Mathematical Reasoning Data Efficiency in LLMs
LIMO demonstrates that strong mathematical reasoning can be elicited from foundation models using only 800 high-quality, long-chain examples rather than massive datasets, challenging the need for extensive training data.
Core Problem
Current approaches for teaching reasoning to Large Language Models (LLMs) rely on massive datasets (tens/hundreds of thousands of examples), assuming complex reasoning requires extensive supervision.
Why it matters:
  • Training on massive datasets is computationally expensive and data-inefficient
  • Large-scale Supervised Fine-Tuning (SFT) often leads to memorization rather than true generalization
  • It is unclear if models are actually learning to reason or just retrieving memorized solution patterns
Concrete Example: When solving a complex American Invitational Mathematics Examination (AIME) problem, a standard model trained on 100k generic math pairs might apply a shallow heuristic and fail. LIMO, trained on just 800 examples, activates pre-trained knowledge to generate a long, self-verifying chain of thought (e.g., 'Let me check this intermediate step...') to reach the correct solution.
Key Novelty
Less-Is-More Reasoning (LIMO) Hypothesis
  • Posits that sophisticated reasoning is not 'learned' from scratch but 'elicited' from the pre-trained knowledge base using minimal examples
  • Identifies two elicitation factors: the model's latent knowledge and the quality of examples acting as 'cognitive templates' to trigger extended inference-time computation
  • Employs a strict multi-stage filtering pipeline to select only 800 highly difficult yet solvable problems with elaborate, self-verifying reasoning chains
Architecture
Architecture Figure Text-based Flowchart (Figure 2 in paper describes data pipeline)

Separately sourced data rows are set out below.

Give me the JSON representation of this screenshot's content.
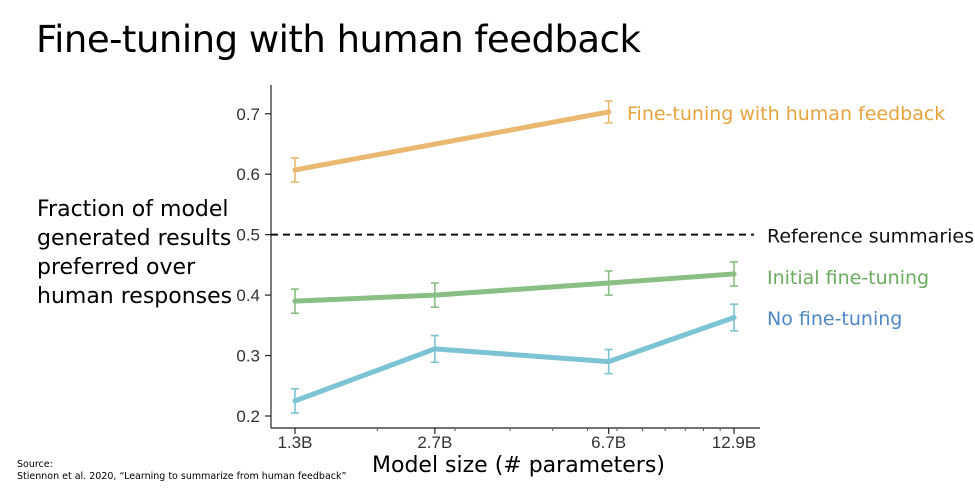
{
  "title": "Fine-tuning with human feedback",
  "ylabel_lines": [
    "Fraction of model",
    "generated results",
    "preferred over",
    "human responses"
  ],
  "xlabel": "Model size (# parameters)",
  "source": {
    "line1": "Source:",
    "line2": "Stiennon et al. 2020, “Learning to summarize from human feedback”"
  },
  "chart_data": {
    "type": "line",
    "x_scale": "log",
    "categories": [
      "1.3B",
      "2.7B",
      "6.7B",
      "12.9B"
    ],
    "x": [
      1.3,
      2.7,
      6.7,
      12.9
    ],
    "ylim": [
      0.18,
      0.75
    ],
    "yticks": [
      "0.2",
      "0.3",
      "0.4",
      "0.5",
      "0.6",
      "0.7"
    ],
    "series": [
      {
        "name": "Fine-tuning with human feedback",
        "color": "#eab870",
        "label_color": "#e8a33d",
        "x": [
          1.3,
          6.7
        ],
        "values": [
          0.607,
          0.703
        ],
        "errors": [
          0.02,
          0.018
        ]
      },
      {
        "name": "Initial fine-tuning",
        "color": "#8abf84",
        "label_color": "#6aab5e",
        "x": [
          1.3,
          2.7,
          6.7,
          12.9
        ],
        "values": [
          0.39,
          0.4,
          0.42,
          0.435
        ],
        "errors": [
          0.02,
          0.02,
          0.02,
          0.02
        ]
      },
      {
        "name": "No fine-tuning",
        "color": "#7cc3d4",
        "label_color": "#4f86c6",
        "x": [
          1.3,
          2.7,
          6.7,
          12.9
        ],
        "values": [
          0.225,
          0.311,
          0.29,
          0.363
        ],
        "errors": [
          0.02,
          0.022,
          0.02,
          0.022
        ]
      }
    ],
    "reference": {
      "name": "Reference summaries",
      "value": 0.5,
      "color": "#111111"
    }
  }
}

The LIMO Data Curation Pipeline
Evaluation Highlights
  • Achieves 63.3% accuracy on AIME24, surpassing previous fine-tuned models (6.5%) using only 1% of the training data
  • Scores 95.6% on MATH500, outperforming the baseline of 59.2% by a massive margin
  • Demonstrates strong Out-Of-Distribution (OOD) generalization, achieving 45.8% absolute improvement across diverse benchmarks compared to models trained on 100x more data
Breakthrough Assessment
9/10
Challenge fundamental assumptions about the data scale required for reasoning. Achieving SOTA-level performance with only 800 examples suggests a major paradigm shift from knowledge injection to capability elicitation.